Mobile:NEWS 2002年12月17日 00:30 AM 更新

「ThumbSense」はタッチパッドに革命を起こす?(1/3)

タッチパッドはキーボードの熟練者には扱いにくい。パッド操作時に手をホームポジションから外さざるえないからだ。そこでタッチパッドの左右のボタンをキーボードのホームポジションキーで代用できるようにしたのが、ソニー・暦本純一氏の「ThumbSense」だ

 「入力」のセッションでは、すぐに実用になる小意気なソフトの研究発表が行われた。

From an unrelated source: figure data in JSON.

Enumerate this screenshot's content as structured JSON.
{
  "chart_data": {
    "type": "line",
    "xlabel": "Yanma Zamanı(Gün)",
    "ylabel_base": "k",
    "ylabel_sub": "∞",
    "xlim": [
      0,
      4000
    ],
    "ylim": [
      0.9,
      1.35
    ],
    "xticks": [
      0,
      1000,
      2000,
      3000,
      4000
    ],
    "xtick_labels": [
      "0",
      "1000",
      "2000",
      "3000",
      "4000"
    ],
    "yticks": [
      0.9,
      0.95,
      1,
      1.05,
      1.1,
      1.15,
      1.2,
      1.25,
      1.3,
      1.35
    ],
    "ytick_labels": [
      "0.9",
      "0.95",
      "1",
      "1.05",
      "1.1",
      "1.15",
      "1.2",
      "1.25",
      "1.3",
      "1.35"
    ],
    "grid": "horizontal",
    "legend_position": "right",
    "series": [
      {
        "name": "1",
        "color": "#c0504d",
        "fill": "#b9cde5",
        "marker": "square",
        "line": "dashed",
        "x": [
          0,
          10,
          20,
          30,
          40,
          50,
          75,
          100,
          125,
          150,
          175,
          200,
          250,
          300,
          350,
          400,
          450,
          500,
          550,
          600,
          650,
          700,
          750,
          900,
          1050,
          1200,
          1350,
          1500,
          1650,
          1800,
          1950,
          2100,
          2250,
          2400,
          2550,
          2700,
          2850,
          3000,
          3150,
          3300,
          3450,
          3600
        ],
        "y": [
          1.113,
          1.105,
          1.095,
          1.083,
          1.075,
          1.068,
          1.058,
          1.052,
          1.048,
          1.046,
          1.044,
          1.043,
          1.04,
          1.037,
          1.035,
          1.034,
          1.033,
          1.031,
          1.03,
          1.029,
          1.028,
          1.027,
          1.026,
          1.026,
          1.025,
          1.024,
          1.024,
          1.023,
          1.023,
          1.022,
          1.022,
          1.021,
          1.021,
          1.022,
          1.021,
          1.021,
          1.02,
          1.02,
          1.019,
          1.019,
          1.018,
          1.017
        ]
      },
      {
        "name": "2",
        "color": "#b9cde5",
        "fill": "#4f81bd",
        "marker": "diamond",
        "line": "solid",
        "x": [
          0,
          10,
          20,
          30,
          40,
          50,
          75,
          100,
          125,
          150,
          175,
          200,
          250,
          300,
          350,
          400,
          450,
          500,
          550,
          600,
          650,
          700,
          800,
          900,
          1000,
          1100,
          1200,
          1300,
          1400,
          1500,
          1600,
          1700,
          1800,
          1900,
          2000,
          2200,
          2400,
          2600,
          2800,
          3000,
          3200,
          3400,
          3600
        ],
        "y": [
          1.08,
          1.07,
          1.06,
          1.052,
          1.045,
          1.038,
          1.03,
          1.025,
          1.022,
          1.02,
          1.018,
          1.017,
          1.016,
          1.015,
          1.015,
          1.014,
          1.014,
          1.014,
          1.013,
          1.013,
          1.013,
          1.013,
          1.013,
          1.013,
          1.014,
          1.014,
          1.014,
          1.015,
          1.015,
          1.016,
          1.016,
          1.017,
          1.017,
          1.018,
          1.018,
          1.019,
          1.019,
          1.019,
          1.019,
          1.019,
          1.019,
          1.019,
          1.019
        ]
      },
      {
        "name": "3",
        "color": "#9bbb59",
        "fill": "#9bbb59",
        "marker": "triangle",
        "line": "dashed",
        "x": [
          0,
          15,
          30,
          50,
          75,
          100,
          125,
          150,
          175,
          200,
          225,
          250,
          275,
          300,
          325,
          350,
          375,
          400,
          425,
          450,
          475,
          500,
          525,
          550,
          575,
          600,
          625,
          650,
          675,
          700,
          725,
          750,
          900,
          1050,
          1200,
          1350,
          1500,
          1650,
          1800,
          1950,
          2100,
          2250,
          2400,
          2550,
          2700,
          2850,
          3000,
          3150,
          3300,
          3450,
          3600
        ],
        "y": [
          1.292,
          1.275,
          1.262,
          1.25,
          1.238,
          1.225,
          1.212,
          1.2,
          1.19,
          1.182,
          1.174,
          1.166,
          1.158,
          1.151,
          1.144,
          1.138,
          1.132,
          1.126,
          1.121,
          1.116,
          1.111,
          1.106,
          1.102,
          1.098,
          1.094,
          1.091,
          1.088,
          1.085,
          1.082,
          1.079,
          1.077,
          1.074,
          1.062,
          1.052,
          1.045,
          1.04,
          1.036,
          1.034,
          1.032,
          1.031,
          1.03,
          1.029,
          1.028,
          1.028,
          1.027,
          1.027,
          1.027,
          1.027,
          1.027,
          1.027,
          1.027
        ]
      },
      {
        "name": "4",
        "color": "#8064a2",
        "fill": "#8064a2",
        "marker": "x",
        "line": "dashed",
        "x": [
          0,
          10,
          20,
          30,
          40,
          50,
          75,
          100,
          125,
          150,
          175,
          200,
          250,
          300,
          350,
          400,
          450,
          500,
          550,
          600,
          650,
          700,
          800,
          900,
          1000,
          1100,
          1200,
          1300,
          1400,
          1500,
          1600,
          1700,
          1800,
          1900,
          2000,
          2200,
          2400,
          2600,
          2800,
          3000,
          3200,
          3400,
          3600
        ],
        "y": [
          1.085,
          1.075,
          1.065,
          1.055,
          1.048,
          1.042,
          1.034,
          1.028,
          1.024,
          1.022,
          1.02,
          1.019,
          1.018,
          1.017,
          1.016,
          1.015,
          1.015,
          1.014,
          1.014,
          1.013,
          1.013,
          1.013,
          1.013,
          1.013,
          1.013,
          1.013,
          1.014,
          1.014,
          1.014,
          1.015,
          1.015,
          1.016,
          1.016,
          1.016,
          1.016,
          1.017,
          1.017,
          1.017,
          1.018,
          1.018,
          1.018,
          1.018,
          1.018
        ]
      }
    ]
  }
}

ソニーCSLインタラクションラボラトリー室長の暦本純一氏による「ThumbSense」である。


ソニーコンピュータサイエンス研究所(CSL)インタラクションラボラトリー室長の暦本純一氏。ユーザーインタフェース研究の第一人者である

 「ThumbSense」は、タッチパッドの左右のボタンをキーボードのホームポジションのキーで兼用するためのソフトウェアである。

 タッチパッドは、キーボードの熟練者には、使いにくいところがある。操作のボタンがパッドの手前側にあり、キーボードから完全に手を離さなければ操作できないためだ。タッチパッド自体も、人指し指で操作するのか、親指でよいのか、難しいところがある。


ノート型PCで最も普及しているTouchPadを使いやすくしたいと研究を行った

 暦本氏は、「キーボードのヘビーユーザーであり、キーボードから手を離さなくて済むIBMのTrackPointを愛用していた」のだという。昨今、TrackPointを搭載したノートが減ってきていることから、タッチパッドを使えるようにと追加変更したのが、この「ThumbSense」なのだ。

 先に、「お蔵入り」研究を(長々と)紹介したのは、越塚美加氏が「多くの研究において、研究者は、自分が所属する機関によい図書館があり、資料利用環境に恵まれている場合でも、それらの資料をあまり利用せずに、自分の研究室内にある手持ちの資料を利用して研究を遂行する傾向にあることが示された」(情報探索と情報利用 図書館・情報学シリーズ2「第2章 個人の情報世界」 田村俊作編 勁草書房)と書いているように、研究者が実は、日常生活を送るなかで出てくる身近なところで研究を行っている、と指摘していることが背景にある。「お蔵入り」した研究には、日常生活の素朴な疑問を解決することが十分にできなかったものであることが多いと感じられるのだ。

 この「ThumbSense」は、身近なところから出てきた不満を解決し、広くタッチパッド式ノートユーザー一般にまで役立つようなところに昇華している。お蔵入りと成果のある研究とは、紙一重なのだ。

 「ThumbSense」の基本的な動作原理は、「指がタッチパッドに触っているかどうかで判定している」。いわばタッチパッドをシフトキーと同じように扱っているのだ。タッチパッドに触っているときは、キーボードをマウスのボタンとしている。一方、タッチパッドに触っていないときには、キーボードはキーボードとして扱える。


TouchPadを操作するときの手の動きには2種類の方法が考えられる。親指で操作するか、人指し指で操作するか、どちらかである。親指で操作するときには、キーボードのホームポジションに指を残しておけるが、TouchPadのボタンを押すことが難しい


そこで、ホームポジションにマウスのボタンを割り当てた「ThumbSense」の場合の実際の操作例。指がホームポジションに残ったままになっていることがわかる

 「超多鍵マウスです」と暦本氏は語る。「スイッチが潤沢にあるので、多様な機能を一発で実行できるようにしました」。